Premio Campione a Milano: chi sono i dieci eroi della solidarietà

I riconoscimenti, promossi da City Angels e Coop Lombardia, sono stati consegnati a Palazzo Marino

La premiazione di Bruno Bozzetto, secondo da sinistra (Canella)

La premiazione di Bruno Bozzetto, secondo da sinistra (Canella)

Milano, 15 maggio 2024 – “Oscar della bontà“ ieri a Palazzo Marino per la 23esima edizione del Premio Campione organizzato dai City Angels. La statuina di un uomo stilizzato con un grande cuore in mano è andata a dieci “eroi della solidarietà“ scelti da una giuria di direttori e dai giornalisti di 20 realtà dell’informazione tra cui “Il Giorno“. "Oggi premiamo persone che sono un modello di buoni comportamenti e che ci danno quello di cui abbiamo più bisogno: la speranza". Così Mario Furlan, fondatore dei City Angels, ha introdotto la cerimonia.

Disegni e sostenibilità

Ad affiancare i City Angels dal 2016 c’è Coop Lombardia che promuove il premio “Campione della Gente“: anche quest’anno i cittadini hanno potuto esprimere online le proprie preferenze, incoronando con il numero record di 48.200 voti l’animatore, disegnatore e regista Bruno Bozzetto, da sempre sensibile ai temi della sostenibilità ambientale e della protezione degli animali. "Vorrei ringraziare la gente che mi ha votato – parole di Bozzetto –: è la prima volta che ricevo un premio di questo tipo, diverso da tutti gli altri". "A lui – ha detto Andrea Pertegato, responsabile comunicazione Coop Lombardia – i nostri complimenti e il nostro grazie per il suo impegno in ambiti e progetti che condividiamo pienamente".

Un trionfo nell’anno in cui il progetto Coop “Alimenta l’amore“ sul benessere animale, al quale lo stesso Bozzetto ha partecipato, compie 10 anni.

Gli altri campioni

Campione per lo sport è Filippo Galli, ex difensore del Milan, che svolge attività sociali a favore di bambini e ragazzi.

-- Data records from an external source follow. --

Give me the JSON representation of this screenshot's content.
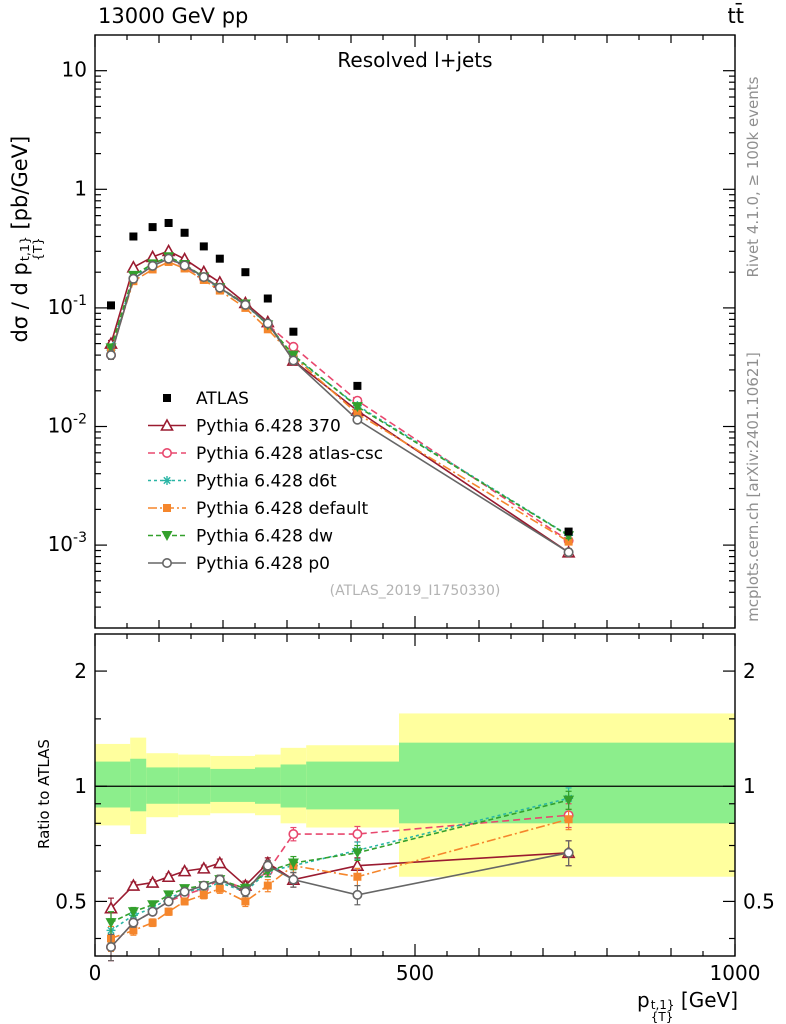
{
  "header": {
    "left": "13000 GeV pp",
    "right": "tt̄"
  },
  "panel_title": "Resolved l+jets",
  "watermark": "(ATLAS_2019_I1750330)",
  "side_captions": {
    "top_right": "Rivet 4.1.0, ≥ 100k events",
    "bottom_right": "mcplots.cern.ch [arXiv:2401.10621]"
  },
  "axes": {
    "ylabel_top": {
      "prefix": "dσ / d p",
      "sup": "t,1}",
      "sub": "{T}",
      "suffix": " [pb/GeV]"
    },
    "ylabel_ratio": "Ratio to ATLAS",
    "xlabel": {
      "prefix": "p",
      "sup": "t,1}",
      "sub": "{T}",
      "suffix": " [GeV]"
    },
    "x_ticks": [
      {
        "value": 0,
        "label": "0"
      },
      {
        "value": 500,
        "label": "500"
      },
      {
        "value": 1000,
        "label": "1000"
      }
    ],
    "y_ticks_top": [
      {
        "value": 10,
        "base": "10",
        "exp": ""
      },
      {
        "value": 1,
        "base": "1",
        "exp": ""
      },
      {
        "value": 0.1,
        "base": "10",
        "exp": "-1"
      },
      {
        "value": 0.01,
        "base": "10",
        "exp": "-2"
      },
      {
        "value": 0.001,
        "base": "10",
        "exp": "-3"
      }
    ],
    "y_ticks_ratio": [
      {
        "value": 2,
        "label": "2"
      },
      {
        "value": 1,
        "label": "1"
      },
      {
        "value": 0.5,
        "label": "0.5"
      }
    ]
  },
  "chart_data": {
    "type": "line",
    "xlim": [
      0,
      1000
    ],
    "ylim_top": [
      0.0002,
      20
    ],
    "ylim_ratio": [
      0.36,
      2.5
    ],
    "x": [
      25,
      60,
      90,
      115,
      140,
      170,
      195,
      235,
      270,
      310,
      410,
      740
    ],
    "reference": {
      "name": "ATLAS",
      "color": "#000000",
      "marker": "square-filled",
      "xsec": [
        0.105,
        0.4,
        0.48,
        0.52,
        0.43,
        0.33,
        0.26,
        0.2,
        0.12,
        0.063,
        0.022,
        0.0013
      ]
    },
    "series": [
      {
        "name": "Pythia 6.428 370",
        "color": "#9a1b30",
        "line": "solid",
        "marker": "triangle-open",
        "xsec": [
          0.05,
          0.22,
          0.269,
          0.302,
          0.258,
          0.201,
          0.164,
          0.11,
          0.076,
          0.036,
          0.0136,
          0.00087
        ],
        "ratio": [
          0.48,
          0.55,
          0.56,
          0.58,
          0.6,
          0.61,
          0.63,
          0.55,
          0.63,
          0.57,
          0.62,
          0.67
        ],
        "ratio_err": [
          0.03,
          0.012,
          0.01,
          0.01,
          0.01,
          0.012,
          0.015,
          0.015,
          0.02,
          0.025,
          0.03,
          0.05
        ]
      },
      {
        "name": "Pythia 6.428 atlas-csc",
        "color": "#e8486e",
        "line": "dash",
        "marker": "circle-open",
        "xsec": [
          0.04,
          0.176,
          0.226,
          0.26,
          0.224,
          0.178,
          0.148,
          0.108,
          0.072,
          0.047,
          0.0165,
          0.00109
        ],
        "ratio": [
          0.38,
          0.44,
          0.47,
          0.5,
          0.52,
          0.54,
          0.57,
          0.54,
          0.6,
          0.75,
          0.75,
          0.84
        ],
        "ratio_err": [
          0.03,
          0.012,
          0.01,
          0.01,
          0.01,
          0.012,
          0.015,
          0.015,
          0.02,
          0.03,
          0.035,
          0.06
        ]
      },
      {
        "name": "Pythia 6.428 d6t",
        "color": "#2ab5a5",
        "line": "shortdash",
        "marker": "star",
        "xsec": [
          0.044,
          0.184,
          0.23,
          0.265,
          0.228,
          0.178,
          0.146,
          0.106,
          0.072,
          0.039,
          0.015,
          0.00121
        ],
        "ratio": [
          0.42,
          0.46,
          0.48,
          0.51,
          0.53,
          0.54,
          0.56,
          0.53,
          0.6,
          0.62,
          0.68,
          0.93
        ],
        "ratio_err": [
          0.03,
          0.012,
          0.01,
          0.01,
          0.01,
          0.012,
          0.015,
          0.015,
          0.02,
          0.025,
          0.035,
          0.06
        ]
      },
      {
        "name": "Pythia 6.428 default",
        "color": "#f5862c",
        "line": "dashdot",
        "marker": "square-filled",
        "xsec": [
          0.042,
          0.168,
          0.211,
          0.244,
          0.215,
          0.172,
          0.14,
          0.1,
          0.066,
          0.039,
          0.0128,
          0.00107
        ],
        "ratio": [
          0.4,
          0.42,
          0.44,
          0.47,
          0.5,
          0.52,
          0.54,
          0.5,
          0.55,
          0.62,
          0.58,
          0.82
        ],
        "ratio_err": [
          0.03,
          0.012,
          0.01,
          0.01,
          0.01,
          0.012,
          0.015,
          0.015,
          0.02,
          0.025,
          0.03,
          0.05
        ]
      },
      {
        "name": "Pythia 6.428 dw",
        "color": "#33a02c",
        "line": "meddash",
        "marker": "triangle-down-filled",
        "xsec": [
          0.046,
          0.188,
          0.235,
          0.27,
          0.232,
          0.182,
          0.148,
          0.108,
          0.072,
          0.04,
          0.0147,
          0.0012
        ],
        "ratio": [
          0.44,
          0.47,
          0.49,
          0.52,
          0.54,
          0.55,
          0.57,
          0.54,
          0.6,
          0.63,
          0.67,
          0.92
        ],
        "ratio_err": [
          0.03,
          0.012,
          0.01,
          0.01,
          0.01,
          0.012,
          0.015,
          0.015,
          0.02,
          0.025,
          0.03,
          0.05
        ]
      },
      {
        "name": "Pythia 6.428 p0",
        "color": "#666666",
        "line": "solid",
        "marker": "circle-open",
        "xsec": [
          0.04,
          0.176,
          0.226,
          0.26,
          0.228,
          0.182,
          0.148,
          0.106,
          0.074,
          0.036,
          0.0114,
          0.00087
        ],
        "ratio": [
          0.38,
          0.44,
          0.47,
          0.5,
          0.53,
          0.55,
          0.57,
          0.53,
          0.62,
          0.57,
          0.52,
          0.67
        ],
        "ratio_err": [
          0.03,
          0.012,
          0.01,
          0.01,
          0.01,
          0.012,
          0.015,
          0.015,
          0.02,
          0.025,
          0.03,
          0.05
        ]
      }
    ],
    "bands": {
      "yellow": {
        "color": "#ffff9e",
        "steps": [
          {
            "x0": 0,
            "x1": 55,
            "lo": 0.79,
            "hi": 1.29
          },
          {
            "x0": 55,
            "x1": 80,
            "lo": 0.75,
            "hi": 1.34
          },
          {
            "x0": 80,
            "x1": 130,
            "lo": 0.83,
            "hi": 1.22
          },
          {
            "x0": 130,
            "x1": 180,
            "lo": 0.84,
            "hi": 1.21
          },
          {
            "x0": 180,
            "x1": 250,
            "lo": 0.85,
            "hi": 1.2
          },
          {
            "x0": 250,
            "x1": 290,
            "lo": 0.84,
            "hi": 1.21
          },
          {
            "x0": 290,
            "x1": 330,
            "lo": 0.8,
            "hi": 1.26
          },
          {
            "x0": 330,
            "x1": 475,
            "lo": 0.78,
            "hi": 1.28
          },
          {
            "x0": 475,
            "x1": 1000,
            "lo": 0.58,
            "hi": 1.55
          }
        ]
      },
      "green": {
        "color": "#8cee8c",
        "steps": [
          {
            "x0": 0,
            "x1": 55,
            "lo": 0.88,
            "hi": 1.16
          },
          {
            "x0": 55,
            "x1": 80,
            "lo": 0.86,
            "hi": 1.18
          },
          {
            "x0": 80,
            "x1": 130,
            "lo": 0.9,
            "hi": 1.12
          },
          {
            "x0": 130,
            "x1": 180,
            "lo": 0.9,
            "hi": 1.12
          },
          {
            "x0": 180,
            "x1": 250,
            "lo": 0.91,
            "hi": 1.11
          },
          {
            "x0": 250,
            "x1": 290,
            "lo": 0.9,
            "hi": 1.12
          },
          {
            "x0": 290,
            "x1": 330,
            "lo": 0.88,
            "hi": 1.14
          },
          {
            "x0": 330,
            "x1": 475,
            "lo": 0.87,
            "hi": 1.16
          },
          {
            "x0": 475,
            "x1": 1000,
            "lo": 0.8,
            "hi": 1.3
          }
        ]
      }
    }
  }
}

Campionessa per le donne: Alessandra Kustermann, ginecologa, che nel 1996 ha creato il Centro antiviolenza (Soccorso violenza sessuale e domestica) alla Clinica Mangiagalli. Ancora: il campione per l’economia è Matteo Arpe, il “banchiere solidale” che attraverso il servizio Tinaba promuove iniziative umanitarie. “Oscar“ per il benessere a Michela Barichella, medico, fondatrice di Brain and malnutrition in chronic disease association (B&M). Modello di “riscatto“, poi, Hermann Marquiand, 26 anni, con sindrome di Asperger, che è riuscito a conquistare l’autonomia. Per il settore comunicazione vincitrice è Paola Severini Melograni, giornalista, fondatrice di Angelipress: un’agenzia di stampa che si occupa di questioni sociali.

“Angelo“ della scuola, Milena Polidoro, che coordina per la Società Umanitaria il Programma mentore contro la dispersione scolastica. Applausi per Veronica Bonacina, campionessa per gli animali, che sul palco si è presentata con Iuma, cagnolina disabile. Bonacina ha fondato il canile rifugio “Rotelle nel Cuore” a Villa d’Adda che ospita una trentina di cani disabili, abbandonati dai padroni che non volevano più “il giocattolo rotto” o con alle spalle violenze.

Campione di civismo è Angelo Marra che ha creato AQuaS, Associazione per la qualità sociale. Premio “per la vita“ a Paola Persico, psicoterapeuta, cofondatrice del Centro Aiuto alla Vita all’ospedale San Carlo e poi al Buzzi.

L’iniziativa degli allievi

A vincere il Premio Campioncino è il liceo artistico statale “Umberto Boccioni” di Milano che ha fondato un’equipe del volontariato. "Premiati – il commento del sindaco Beppe Sala – coloro che altrimenti rischierebbero di scomparire. Viviamo in un mondo in cui le differenze tra chi sta bene e chi no aumentano", ha sottolineato, evidenziando che "un quarto del nostro bilancio va al Welfare". Non è mancato l’applauso alle forze dell’ordine, rappresentate dal questore Giuseppe Petronzi e dal comandante provinciale dei carabinieri di Milano Pierluigi Solazzo.